There are a few constraints that need to be considered while designing this project:

• Size of the waste allowed: The size of the waste material that is allowed into the system is limited. This is due to the fact that the flap that opens to allow the waste into the system is of a limited size. Therefore, large sized waste is not allowed in the system.
• Speed of Operation: The system operates at a slow speed. This is due to the fact that the waste rolls down the incline quite fast; however, the motor that places the correct dustbin under the waste cannot match the waste’s speed. Therefore, the waste material must be stalled for sometime before the correct bin is placed under it.
• Segregation of paper: Since the di-electric constant for paper and certain types of plastic is almost equal, sensing paper and plastic at the same time is not possible. Therefore, only plastic materials can be segregated while paper cannot be segregated.

Potential to Achieve Clean India Goal

This prototype is just the beginning.
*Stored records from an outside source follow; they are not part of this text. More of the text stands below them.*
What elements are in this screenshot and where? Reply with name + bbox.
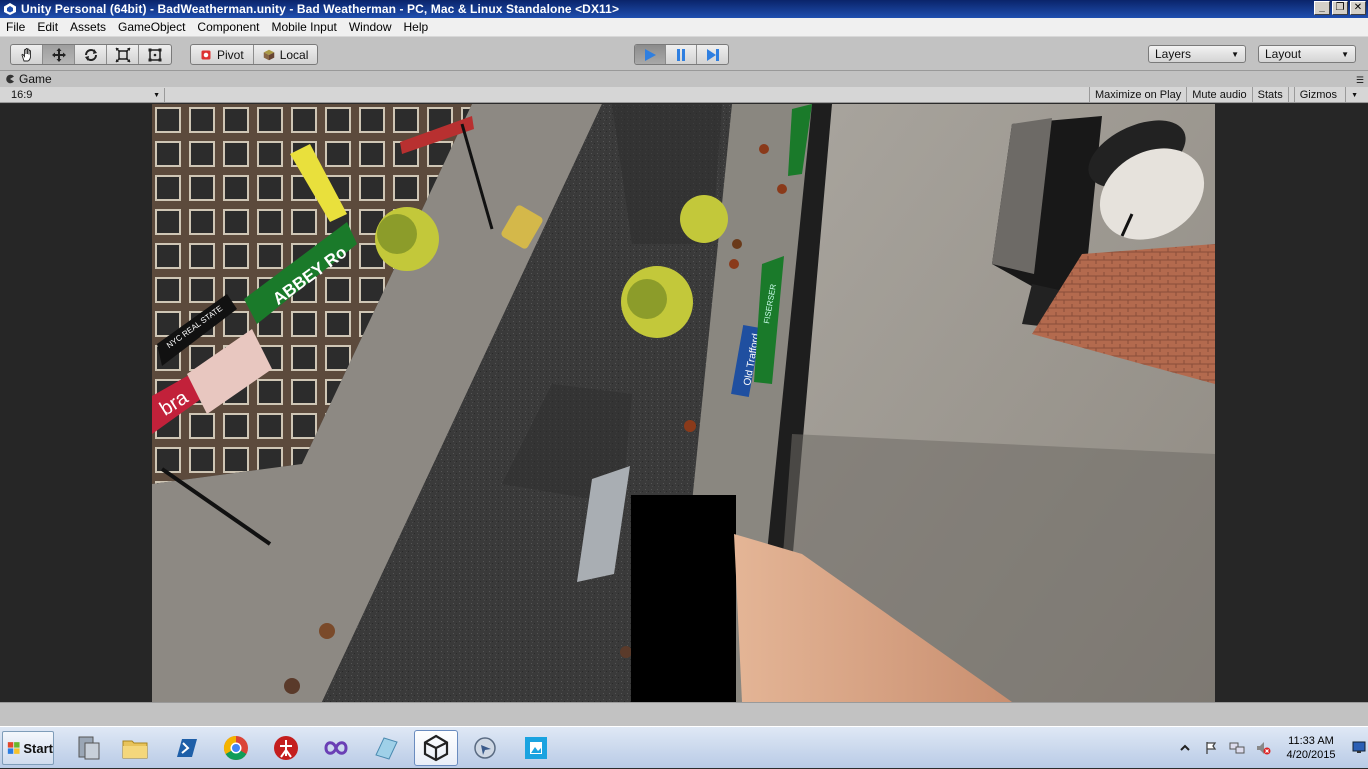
aspect-ratio-dropdown[interactable]: 16:9 ▼ bbox=[5, 88, 165, 102]
game-controls-bar: 16:9 ▼ Maximize on Play Mute audio Stats… bbox=[0, 87, 1368, 103]
gizmos-label: Gizmos bbox=[1293, 87, 1342, 103]
pause-button[interactable] bbox=[666, 45, 697, 64]
chrome-icon bbox=[223, 736, 248, 761]
layout-dropdown[interactable]: Layout ▼ bbox=[1258, 45, 1356, 63]
step-icon bbox=[706, 48, 719, 61]
rotate-tool-button[interactable] bbox=[75, 45, 107, 64]
start-button[interactable]: Start bbox=[2, 731, 54, 765]
restore-button[interactable]: ❐ bbox=[1332, 1, 1348, 15]
windows-logo-icon bbox=[7, 742, 20, 754]
title-bar: Unity Personal (64bit) - BadWeatherman.u… bbox=[0, 0, 1368, 18]
speaker-muted-icon[interactable] bbox=[1255, 740, 1271, 756]
image-viewer-icon bbox=[525, 737, 547, 759]
dropdown-arrow-icon: ▼ bbox=[1231, 49, 1239, 59]
game-scene: ABBEY Ro bra NYC REAL STATE Old Trafford… bbox=[152, 104, 1215, 702]
tab-game[interactable]: Game bbox=[5, 72, 52, 86]
powershell-icon bbox=[177, 739, 197, 757]
window-title: Unity Personal (64bit) - BadWeatherman.u… bbox=[21, 2, 620, 16]
unity-logo-icon bbox=[4, 3, 16, 15]
taskbar-powershell[interactable] bbox=[164, 730, 208, 766]
rotate-icon bbox=[84, 48, 97, 61]
taskbar-chrome[interactable] bbox=[214, 730, 258, 766]
scale-tool-button[interactable] bbox=[107, 45, 139, 64]
layers-dropdown[interactable]: Layers ▼ bbox=[1148, 45, 1246, 63]
menu-file[interactable]: File bbox=[0, 20, 31, 34]
menu-mobile-input[interactable]: Mobile Input bbox=[265, 20, 342, 34]
notes-icon bbox=[375, 737, 398, 760]
clock[interactable]: 11:33 AM 4/20/2015 bbox=[1276, 734, 1346, 762]
move-tool-button[interactable] bbox=[43, 45, 75, 64]
system-tray: 11:33 AM 4/20/2015 bbox=[1172, 727, 1368, 769]
dropdown-arrow-icon: ▼ bbox=[1341, 49, 1349, 59]
layers-label: Layers bbox=[1155, 47, 1192, 61]
scale-icon bbox=[114, 46, 131, 63]
game-panel-header: Game ☰ bbox=[0, 71, 1368, 87]
taskbar-visual-studio[interactable] bbox=[314, 730, 358, 766]
pivot-icon bbox=[201, 50, 211, 59]
pivot-label: Pivot bbox=[217, 47, 244, 62]
stats-toggle[interactable]: Stats bbox=[1251, 87, 1288, 103]
close-button[interactable]: ✕ bbox=[1350, 1, 1366, 15]
taskbar-unity[interactable] bbox=[414, 730, 458, 766]
layout-label: Layout bbox=[1265, 47, 1302, 61]
panel-menu-icon[interactable]: ☰ bbox=[1356, 75, 1364, 86]
pacman-icon bbox=[6, 74, 14, 84]
play-controls bbox=[634, 44, 729, 65]
hand-icon bbox=[21, 47, 31, 61]
folder-icon bbox=[122, 740, 148, 759]
clock-time: 11:33 AM bbox=[1288, 735, 1334, 747]
tab-game-label: Game bbox=[19, 72, 52, 86]
start-label: Start bbox=[23, 740, 53, 756]
chevron-up-icon[interactable] bbox=[1177, 740, 1193, 756]
flag-icon[interactable] bbox=[1203, 740, 1219, 756]
taskbar-server-manager[interactable] bbox=[66, 730, 110, 766]
step-button[interactable] bbox=[697, 45, 728, 64]
local-button[interactable]: Local bbox=[254, 45, 318, 64]
acrobat-icon bbox=[274, 736, 298, 760]
gizmos-dropdown[interactable]: Gizmos ▼ bbox=[1287, 87, 1368, 103]
unity-icon bbox=[423, 734, 449, 762]
menu-bar: File Edit Assets GameObject Component Mo… bbox=[0, 18, 1368, 37]
menu-gameobject[interactable]: GameObject bbox=[112, 20, 191, 34]
menu-assets[interactable]: Assets bbox=[64, 20, 112, 34]
pause-icon bbox=[677, 48, 685, 61]
taskbar-acrobat[interactable] bbox=[264, 730, 308, 766]
toolbar: Pivot Local Layers ▼ Layout ▼ bbox=[0, 37, 1368, 71]
local-cube-icon bbox=[263, 49, 274, 60]
menu-component[interactable]: Component bbox=[191, 20, 265, 34]
menu-edit[interactable]: Edit bbox=[31, 20, 64, 34]
menu-help[interactable]: Help bbox=[398, 20, 435, 34]
mute-audio-toggle[interactable]: Mute audio bbox=[1186, 87, 1251, 103]
dropdown-arrow-icon: ▼ bbox=[153, 91, 160, 99]
rect-tool-icon bbox=[148, 48, 162, 61]
maximize-on-play-toggle[interactable]: Maximize on Play bbox=[1089, 87, 1186, 103]
pivot-button[interactable]: Pivot bbox=[191, 45, 254, 64]
server-manager-icon bbox=[78, 736, 100, 760]
move-arrows-icon bbox=[51, 47, 66, 62]
menu-window[interactable]: Window bbox=[343, 20, 398, 34]
clock-date: 4/20/2015 bbox=[1286, 749, 1336, 761]
local-label: Local bbox=[279, 47, 309, 62]
rect-tool-button[interactable] bbox=[139, 45, 171, 64]
taskbar-explorer[interactable] bbox=[113, 730, 157, 766]
taskbar-notes[interactable] bbox=[364, 730, 408, 766]
minimize-button[interactable]: _ bbox=[1314, 1, 1330, 15]
taskbar-image-viewer[interactable] bbox=[514, 730, 558, 766]
hand-tool-button[interactable] bbox=[11, 45, 43, 64]
show-desktop-icon[interactable] bbox=[1352, 739, 1366, 755]
game-view[interactable]: ABBEY Ro bra NYC REAL STATE Old Trafford… bbox=[152, 104, 1215, 702]
aspect-label: 16:9 bbox=[11, 89, 33, 101]
taskbar-remote-desktop[interactable] bbox=[464, 730, 508, 766]
visual-studio-icon bbox=[324, 741, 348, 755]
play-button[interactable] bbox=[635, 45, 666, 64]
status-bar bbox=[0, 702, 1368, 726]
transform-tools bbox=[10, 44, 172, 65]
play-icon bbox=[645, 48, 656, 61]
network-icon[interactable] bbox=[1229, 740, 1245, 756]
dropdown-arrow-icon: ▼ bbox=[1345, 87, 1363, 103]
remote-desktop-icon bbox=[474, 737, 496, 759]
pivot-toggles: Pivot Local bbox=[190, 44, 319, 65]
taskbar: Start 11:33 AM 4/20/2015 bbox=[0, 726, 1368, 768]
If commercialized, this can mark the beginning of a new, autonomous waste management system. And the system need not be limited to just the above functions. Some great ideas for future development are:

The co-ordinates of the house where the dustbin is present will be sent automatically to Google Maps. Then, the shortest path between the dustbin and the pickup truck (for waste) will be calculated and the waste can then be collected.

Any kind of bio-degradable waste can be turned into compost. Therefore, designing a system that can achieve this conversion would also enhance the existing system.

Also, a design is begin proposed where automated robots will collect the waste from each house and will dump it in a dump yard. Such a system demands large scale implementation in a city or a town. Whenever a dustbin becomes full, a robot will visit the house and empty out the dustbin.